Monday, January 28, 2013

Pope reassigns responsibility for seminaries, religious instruction

http://2.bp.blogspot.com/-mJ1y4dSQjrk/UBwEdtwVliI/AAAAAAAABsA/xbS3grJihYw/s1600/st_peter_basilica_vatican_01.jpgIn an administrative move reaffirming his efforts to promote a Catholic revival in the West and greater adherence to traditional church teaching, Pope Benedict XVI has reassigned responsibility among Vatican offices for the religious education of laypeople and future priests.

According to two papal decrees released by the Vatican Jan. 25, responsibility for seminaries has shifted from the Congregation for Catholic Education to the Congregation for Clergy, and responsibility for catechesis has moved from the latter office to the Pontifical Council for Promoting New Evangelization.

The pope announced the changes in October, during the world Synod of Bishops on the new evangelization, but did not sign the decrees putting them into effect until Jan. 16.

Under the new regime, Pope Benedict wrote, the Congregation for Clergy is now in charge of the "promotion and governance of all that pertains to the formation, life and ministry of priests and deacons."

Emphasizing the need to link the preparation of seminarians with their lifelong education after ordination, the pope quoted a warning from Blessed John Paul II that any "discontinuity or even difference between these two formative phases would lead immediately to grave consequences for pastoral activity and the fraternal communion among priests, particularly those of different ages."

Cardinal Mauro Piacenza, prefect of the Congregation for Clergy, told the Vatican newspaper, L'Osservatore Romano, that his office is well-suited to supervising seminaries around the world, since its comprehensive responsibility for the "ministry and life of priests, the knowledge derived from that and the study of emerging problems regarding priests in the world" will serve as an "indispensable compass" for planning the preparation of future clergy.

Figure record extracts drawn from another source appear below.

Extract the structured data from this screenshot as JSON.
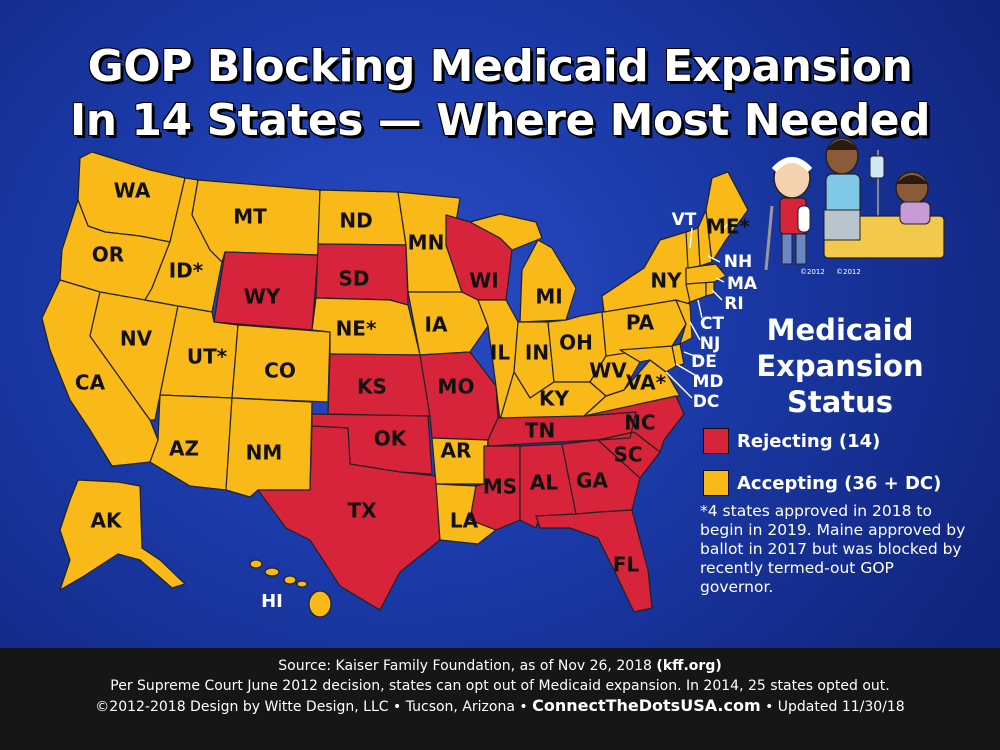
{
  "title": {
    "line1": "GOP Blocking Medicaid Expansion",
    "line2": "In 14 States — Where Most Needed"
  },
  "colors": {
    "rejecting": "#d7243b",
    "accepting": "#f9b919",
    "background": "#1b3aa8",
    "footer": "#161616"
  },
  "legend": {
    "heading_line1": "Medicaid",
    "heading_line2": "Expansion",
    "heading_line3": "Status",
    "rejecting_label": "Rejecting (14)",
    "accepting_label": "Accepting (36 + DC)"
  },
  "footnote": "*4 states approved in 2018 to begin in 2019. Maine approved by ballot in 2017 but was blocked by recently termed-out GOP governor.",
  "states": {
    "WA": "WA",
    "OR": "OR",
    "CA": "CA",
    "NV": "NV",
    "ID": "ID*",
    "MT": "MT",
    "WY": "WY",
    "UT": "UT*",
    "CO": "CO",
    "AZ": "AZ",
    "NM": "NM",
    "ND": "ND",
    "SD": "SD",
    "NE": "NE*",
    "KS": "KS",
    "OK": "OK",
    "TX": "TX",
    "MN": "MN",
    "IA": "IA",
    "MO": "MO",
    "AR": "AR",
    "LA": "LA",
    "WI": "WI",
    "IL": "IL",
    "MI": "MI",
    "IN": "IN",
    "OH": "OH",
    "KY": "KY",
    "TN": "TN",
    "MS": "MS",
    "AL": "AL",
    "GA": "GA",
    "FL": "FL",
    "SC": "SC",
    "NC": "NC",
    "VA": "VA*",
    "WV": "WV",
    "PA": "PA",
    "NY": "NY",
    "ME": "ME*",
    "VT": "VT",
    "NH": "NH",
    "MA": "MA",
    "RI": "RI",
    "CT": "CT",
    "NJ": "NJ",
    "DE": "DE",
    "MD": "MD",
    "DC": "DC",
    "AK": "AK",
    "HI": "HI"
  },
  "status": {
    "rejecting": [
      "WY",
      "SD",
      "WI",
      "KS",
      "MO",
      "OK",
      "TX",
      "TN",
      "MS",
      "AL",
      "GA",
      "SC",
      "NC",
      "FL"
    ],
    "accepting": [
      "WA",
      "OR",
      "CA",
      "NV",
      "ID",
      "MT",
      "UT",
      "CO",
      "AZ",
      "NM",
      "ND",
      "NE",
      "MN",
      "IA",
      "AR",
      "LA",
      "IL",
      "MI",
      "IN",
      "OH",
      "KY",
      "VA",
      "WV",
      "PA",
      "NY",
      "ME",
      "VT",
      "NH",
      "MA",
      "RI",
      "CT",
      "NJ",
      "DE",
      "MD",
      "DC",
      "AK",
      "HI"
    ]
  },
  "cartoon": {
    "copyright1": "©2012",
    "copyright2": "©2012"
  },
  "footer": {
    "line1_prefix": "Source: Kaiser Family Foundation, as of Nov 26, 2018",
    "line1_link": "(kff.org)",
    "line2": "Per Supreme Court June 2012 decision, states can opt out of Medicaid expansion. In 2014, 25 states opted out.",
    "line3_prefix": "©2012-2018 Design by Witte Design, LLC • Tucson, Arizona •",
    "line3_site": "ConnectTheDotsUSA.com",
    "line3_suffix": "• Updated 11/30/18"
  }
}
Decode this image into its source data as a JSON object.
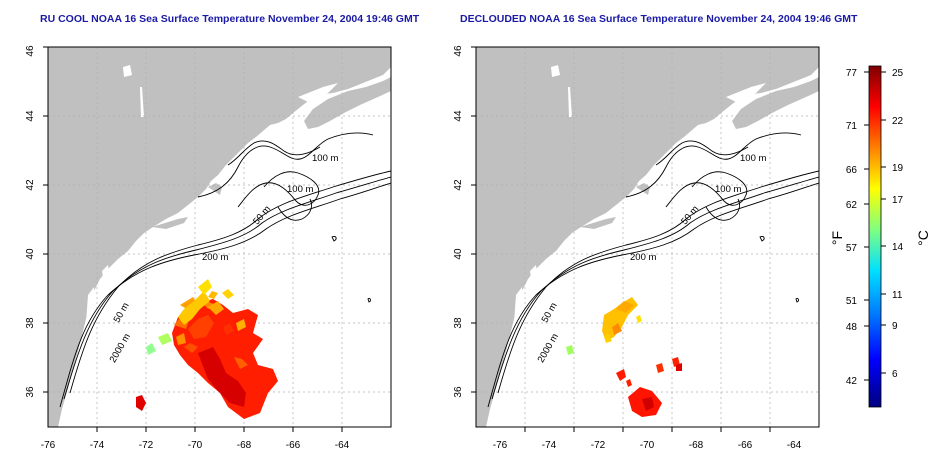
{
  "panels": [
    {
      "title": "RU COOL NOAA 16 Sea Surface Temperature November 24, 2004 19:46 GMT",
      "x_ticks": [
        "-76",
        "-74",
        "-72",
        "-70",
        "-68",
        "-66",
        "-64"
      ],
      "y_ticks": [
        "36",
        "38",
        "40",
        "42",
        "44",
        "46"
      ],
      "contour_labels": [
        "100 m",
        "100 m",
        "50 m",
        "200 m",
        "50 m",
        "2000 m"
      ]
    },
    {
      "title": "DECLOUDED NOAA 16 Sea Surface Temperature November 24, 2004 19:46 GMT",
      "x_ticks": [
        "-76",
        "-74",
        "-72",
        "-70",
        "-68",
        "-66",
        "-64"
      ],
      "y_ticks": [
        "36",
        "38",
        "40",
        "42",
        "44",
        "46"
      ],
      "contour_labels": [
        "100 m",
        "100 m",
        "50 m",
        "200 m",
        "50 m",
        "2000 m"
      ]
    }
  ],
  "colorbar": {
    "f_ticks": [
      "77",
      "71",
      "66",
      "62",
      "57",
      "51",
      "48",
      "42"
    ],
    "c_ticks": [
      "25",
      "22",
      "19",
      "17",
      "14",
      "11",
      "9",
      "6"
    ],
    "f_label": "°F",
    "c_label": "°C",
    "colors": [
      "#00007f",
      "#0000ff",
      "#0080ff",
      "#00ffff",
      "#80ff80",
      "#ffff00",
      "#ff8000",
      "#ff0000",
      "#7f0000"
    ]
  },
  "map": {
    "land_color": "#c0c0c0",
    "ocean_color": "#ffffff",
    "x_range": [
      -77,
      -63
    ],
    "y_range": [
      35,
      46
    ]
  }
}
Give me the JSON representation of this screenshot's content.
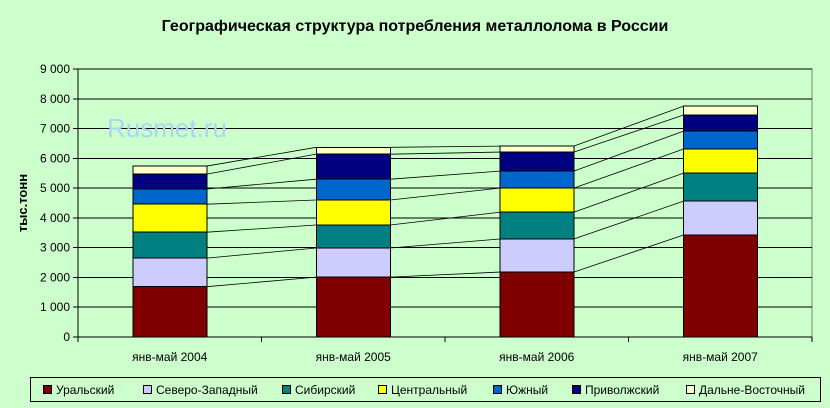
{
  "watermark": "Rusmet.ru",
  "chart_data": {
    "type": "bar",
    "stacked": true,
    "title": "Географическая структура потребления металлолома в России",
    "xlabel": "",
    "ylabel": "тыс.тонн",
    "categories": [
      "янв-май 2004",
      "янв-май 2005",
      "янв-май 2006",
      "янв-май 2007"
    ],
    "ylim": [
      0,
      9000
    ],
    "yticks": [
      0,
      1000,
      2000,
      3000,
      4000,
      5000,
      6000,
      7000,
      8000,
      9000
    ],
    "ytick_labels": [
      "0",
      "1 000",
      "2 000",
      "3 000",
      "4 000",
      "5 000",
      "6 000",
      "7 000",
      "8 000",
      "9 000"
    ],
    "grid": true,
    "series_lines": true,
    "legend": "bottom",
    "background": "#CCFFCC",
    "series": [
      {
        "name": "Уральский",
        "color": "#800000",
        "values": [
          1690,
          2010,
          2180,
          3420
        ]
      },
      {
        "name": "Северо-Западный",
        "color": "#CCCCFF",
        "values": [
          960,
          980,
          1110,
          1140
        ]
      },
      {
        "name": "Сибирский",
        "color": "#008080",
        "values": [
          870,
          770,
          900,
          940
        ]
      },
      {
        "name": "Центральный",
        "color": "#FFFF00",
        "values": [
          940,
          840,
          810,
          810
        ]
      },
      {
        "name": "Южный",
        "color": "#0066CC",
        "values": [
          510,
          700,
          570,
          600
        ]
      },
      {
        "name": "Приволжский",
        "color": "#000080",
        "values": [
          500,
          840,
          640,
          540
        ]
      },
      {
        "name": "Дальне-Восточный",
        "color": "#FFFFCC",
        "values": [
          270,
          230,
          200,
          300
        ]
      }
    ]
  }
}
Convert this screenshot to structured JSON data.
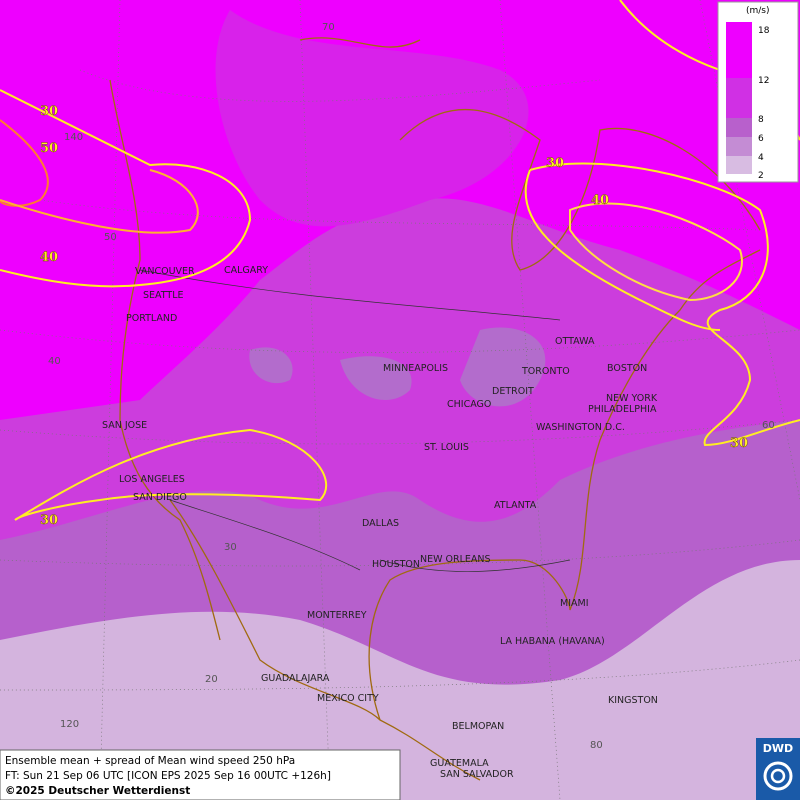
{
  "legend": {
    "unit": "(m/s)",
    "ticks": [
      "18",
      "12",
      "8",
      "6",
      "4",
      "2"
    ]
  },
  "cities": [
    "VANCOUVER",
    "CALGARY",
    "SEATTLE",
    "PORTLAND",
    "SAN JOSE",
    "LOS ANGELES",
    "SAN DIEGO",
    "MINNEAPOLIS",
    "CHICAGO",
    "DETROIT",
    "TORONTO",
    "OTTAWA",
    "BOSTON",
    "NEW YORK",
    "PHILADELPHIA",
    "WASHINGTON D.C.",
    "ST. LOUIS",
    "ATLANTA",
    "DALLAS",
    "HOUSTON",
    "NEW ORLEANS",
    "MIAMI",
    "MONTERREY",
    "LA HABANA (HAVANA)",
    "GUADALAJARA",
    "MEXICO CITY",
    "KINGSTON",
    "BELMOPAN",
    "GUATEMALA",
    "SAN SALVADOR"
  ],
  "contour_labels": [
    "30",
    "50",
    "40",
    "30",
    "40",
    "30",
    "30"
  ],
  "grid_labels": [
    "70",
    "140",
    "50",
    "40",
    "30",
    "20",
    "120",
    "80",
    "60"
  ],
  "footer": {
    "line1": "Ensemble mean + spread of Mean wind speed 250 hPa",
    "line2": "FT: Sun 21 Sep 06 UTC [ICON EPS 2025 Sep 16 00UTC +126h]",
    "line3": "©2025 Deutscher Wetterdienst"
  },
  "logo": "DWD"
}
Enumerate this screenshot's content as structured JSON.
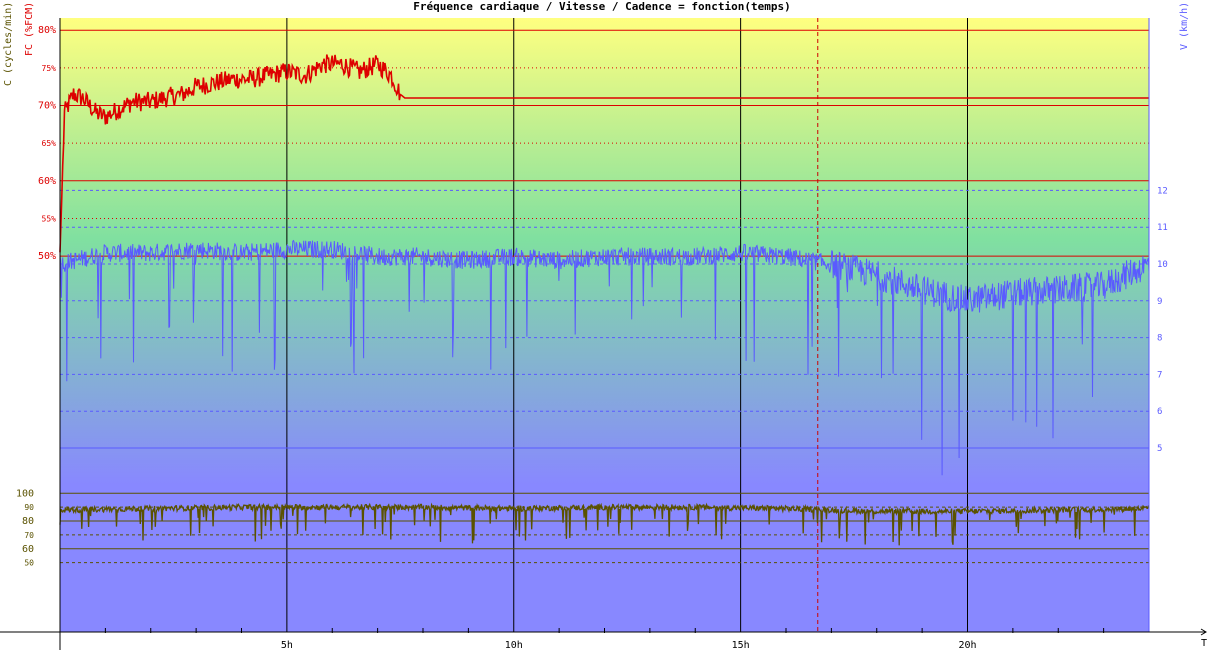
{
  "chart_data": {
    "type": "line",
    "title": "Fréquence cardiaque / Vitesse / Cadence = fonction(temps)",
    "y_left_labels": {
      "cadence": "C (cycles/min)",
      "fc": "FC (%FCM)"
    },
    "y_right_label": "V (km/h)",
    "x_axis_label": "T",
    "x_ticks": [
      "5h",
      "10h",
      "15h",
      "20h"
    ],
    "x_range_hours": [
      0,
      24
    ],
    "fc_ticks": [
      "80%",
      "75%",
      "70%",
      "65%",
      "60%",
      "55%",
      "50%"
    ],
    "fc_ticks_major": [
      "80%",
      "70%",
      "60%",
      "50%"
    ],
    "fc_range_pct": [
      48,
      81
    ],
    "speed_ticks": [
      "12",
      "11",
      "10",
      "9",
      "8",
      "7",
      "6",
      "5"
    ],
    "speed_range_kmh": [
      2.9,
      12.5
    ],
    "cadence_ticks": [
      "100",
      "90",
      "80",
      "70",
      "60",
      "50"
    ],
    "cadence_ticks_major": [
      "100",
      "80",
      "60"
    ],
    "cadence_range": [
      0,
      101
    ],
    "marker_time_h": 16.7,
    "grid": true,
    "colors": {
      "fc": "#dd0000",
      "speed": "#5a5aff",
      "cadence": "#5a5200",
      "marker": "#cc0000",
      "bg_top": "#ffff80",
      "bg_mid": "#80e0a0",
      "bg_bottom": "#8888ff"
    },
    "series": [
      {
        "key": "fc",
        "name": "FC (%FCM)",
        "unit": "%",
        "x": [
          0.0,
          0.1,
          0.3,
          0.5,
          0.8,
          1.0,
          1.3,
          1.6,
          2.0,
          2.3,
          2.7,
          3.0,
          3.4,
          3.8,
          4.2,
          4.6,
          5.0,
          5.4,
          5.8,
          6.2,
          6.6,
          7.0,
          7.3,
          7.5,
          7.6,
          24.0
        ],
        "values": [
          50.5,
          69,
          71.5,
          71,
          69,
          68.5,
          69.5,
          70.5,
          70.5,
          71,
          71.5,
          72.5,
          73,
          73.5,
          73.5,
          74,
          74.5,
          74,
          75.5,
          75.5,
          74.5,
          75.5,
          74,
          71.5,
          71,
          71
        ]
      },
      {
        "key": "speed",
        "name": "V (km/h)",
        "unit": "km/h",
        "x": [
          0,
          1,
          2,
          3,
          4,
          5,
          6,
          7,
          8,
          9,
          10,
          11,
          12,
          13,
          14,
          15,
          16,
          17,
          18,
          19,
          20,
          21,
          22,
          23,
          24
        ],
        "values": [
          10.0,
          10.3,
          10.3,
          10.4,
          10.3,
          10.4,
          10.4,
          10.2,
          10.2,
          10.1,
          10.2,
          10.1,
          10.2,
          10.2,
          10.2,
          10.3,
          10.2,
          10.0,
          9.7,
          9.3,
          9.0,
          9.2,
          9.3,
          9.4,
          10.0
        ]
      },
      {
        "key": "cadence",
        "name": "C (cycles/min)",
        "unit": "cycles/min",
        "x": [
          0,
          2,
          4,
          6,
          8,
          10,
          12,
          14,
          16,
          18,
          20,
          22,
          24
        ],
        "values": [
          88,
          89,
          90,
          90,
          90,
          89,
          90,
          90,
          89,
          87,
          87,
          88,
          89
        ]
      }
    ]
  }
}
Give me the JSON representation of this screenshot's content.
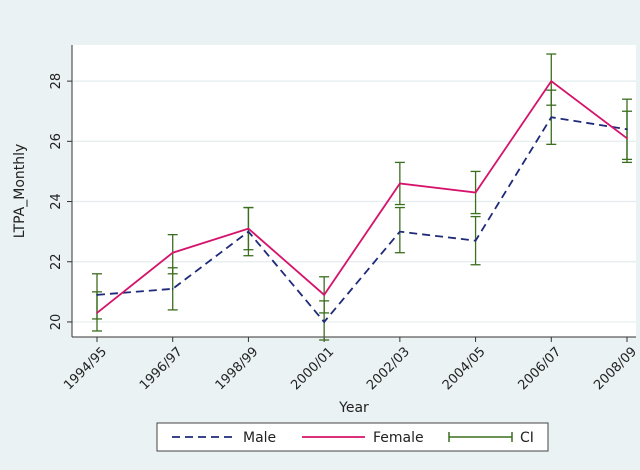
{
  "chart_data": {
    "type": "line",
    "xlabel": "Year",
    "ylabel": "LTPA_Monthly",
    "categories": [
      "1994/95",
      "1996/97",
      "1998/99",
      "2000/01",
      "2002/03",
      "2004/05",
      "2006/07",
      "2008/09"
    ],
    "ylim": [
      19.5,
      29.2
    ],
    "yticks": [
      20,
      22,
      24,
      26,
      28
    ],
    "grid": true,
    "legend_position": "bottom",
    "series": [
      {
        "name": "Male",
        "style": "dashed",
        "color": "#1f2a78",
        "values": [
          20.9,
          21.1,
          23.0,
          20.0,
          23.0,
          22.7,
          26.8,
          26.4
        ],
        "ci_low": [
          20.1,
          20.4,
          22.2,
          19.4,
          22.3,
          21.9,
          25.9,
          25.4
        ],
        "ci_high": [
          21.6,
          21.8,
          23.8,
          20.7,
          23.8,
          23.5,
          27.7,
          27.4
        ]
      },
      {
        "name": "Female",
        "style": "solid",
        "color": "#d6136a",
        "values": [
          20.3,
          22.3,
          23.1,
          20.9,
          24.6,
          24.3,
          28.0,
          26.1
        ],
        "ci_low": [
          19.7,
          21.6,
          22.4,
          20.3,
          23.9,
          23.6,
          27.2,
          25.3
        ],
        "ci_high": [
          21.0,
          22.9,
          23.8,
          21.5,
          25.3,
          25.0,
          28.9,
          27.0
        ]
      }
    ],
    "ci_label": "CI",
    "ci_color": "#3b6e1f"
  }
}
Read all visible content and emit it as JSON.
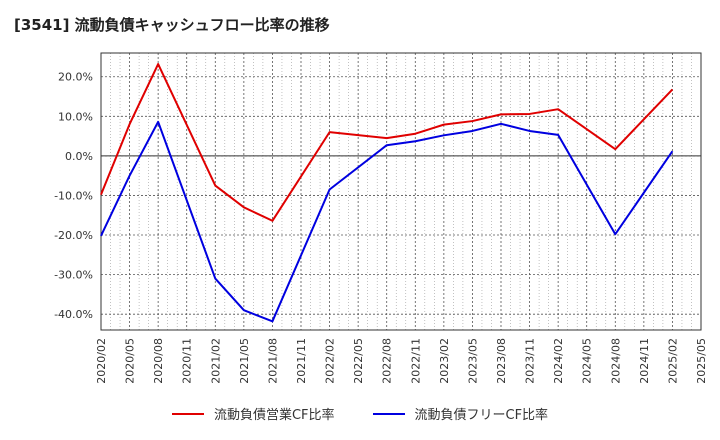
{
  "chart_data": {
    "type": "line",
    "title": "[3541]  流動負債キャッシュフロー比率の推移",
    "xlabel": "",
    "ylabel": "",
    "ylim": [
      -44,
      26
    ],
    "y_ticks": [
      20,
      10,
      0,
      -10,
      -20,
      -30,
      -40
    ],
    "y_tick_labels": [
      "20.0%",
      "10.0%",
      "0.0%",
      "-10.0%",
      "-20.0%",
      "-30.0%",
      "-40.0%"
    ],
    "x": [
      "2020/02",
      "2020/05",
      "2020/08",
      "2020/11",
      "2021/02",
      "2021/05",
      "2021/08",
      "2021/11",
      "2022/02",
      "2022/05",
      "2022/08",
      "2022/11",
      "2023/02",
      "2023/05",
      "2023/08",
      "2023/11",
      "2024/02",
      "2024/05",
      "2024/08",
      "2024/11",
      "2025/02",
      "2025/05"
    ],
    "grid": true,
    "legend_position": "bottom",
    "series": [
      {
        "name": "流動負債営業CF比率",
        "color": "#e00000",
        "points": [
          [
            "2020/02",
            -9.8
          ],
          [
            "2020/05",
            8.0
          ],
          [
            "2020/08",
            23.2
          ],
          [
            "2021/02",
            -7.5
          ],
          [
            "2021/05",
            -13.0
          ],
          [
            "2021/08",
            -16.4
          ],
          [
            "2022/02",
            6.0
          ],
          [
            "2022/08",
            4.5
          ],
          [
            "2022/11",
            5.6
          ],
          [
            "2023/02",
            7.9
          ],
          [
            "2023/05",
            8.8
          ],
          [
            "2023/08",
            10.5
          ],
          [
            "2023/11",
            10.6
          ],
          [
            "2024/02",
            11.8
          ],
          [
            "2024/08",
            1.7
          ],
          [
            "2025/02",
            16.8
          ]
        ]
      },
      {
        "name": "流動負債フリーCF比率",
        "color": "#0000e0",
        "points": [
          [
            "2020/02",
            -20.2
          ],
          [
            "2020/05",
            -5.0
          ],
          [
            "2020/08",
            8.6
          ],
          [
            "2021/02",
            -31.0
          ],
          [
            "2021/05",
            -39.0
          ],
          [
            "2021/08",
            -41.8
          ],
          [
            "2022/02",
            -8.5
          ],
          [
            "2022/08",
            2.7
          ],
          [
            "2022/11",
            3.7
          ],
          [
            "2023/02",
            5.2
          ],
          [
            "2023/05",
            6.3
          ],
          [
            "2023/08",
            8.1
          ],
          [
            "2023/11",
            6.3
          ],
          [
            "2024/02",
            5.3
          ],
          [
            "2024/08",
            -19.8
          ],
          [
            "2025/02",
            1.2
          ]
        ]
      }
    ]
  }
}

The cardinal suggested a need for increased rigor in seminary admissions, calling for reinforcement of an "authentic profile of priestly identity" and rejecting what he said was a widespread misunderstanding that a vocation to the priesthood is a subjective choice, rather than a "person's response to an objective call from God, mediated by the church."

The Congregation for Catholic Education, having ceded responsibility for seminaries, will continue to supervise Catholic schools and universities around the world.

However, authority over religious instruction of lay Catholics, including catechisms published by national bishops' conferences and textbooks for religious education used in Catholic schools, now lies with the Pontifical Council for Promoting New Evangelization.

The Vatican spokesman, Jesuit Father Federico Lombardi, noted that the council, which was established only in 2010, will now exercise a significant "jurisdictional power" in addition to its former advisory role.

In his decree, Pope Benedict stressed the importance of catechesis for the new evangelization, a project aimed at reviving the faith in traditionally Catholic but increasingly secular societies.

"The particular historical moment we are living, marked among other things by a dramatic crisis of faith," requires learning sufficient to provide believers with answers to new questions, the pope wrote.

Archbishop Rino Fisichella, the council's president, wrote in the Vatican newspaper that the challenges for catechesis today include the pervasiveness of "scientific and technological culture" and widespread "religious illiteracy."

In his decree, the pope wrote that catechesis in the years since the Second Vatican Council has been marked by "grave errors in method and content, which have provoked deep reflection and thus led to the elaboration of some post-conciliar documents that represent new richness in the field of catechesis."

Pope Benedict has often stressed the importance of interpreting the teachings of Vatican II in continuity with the church's millennial traditions, and not as a radical break with the past.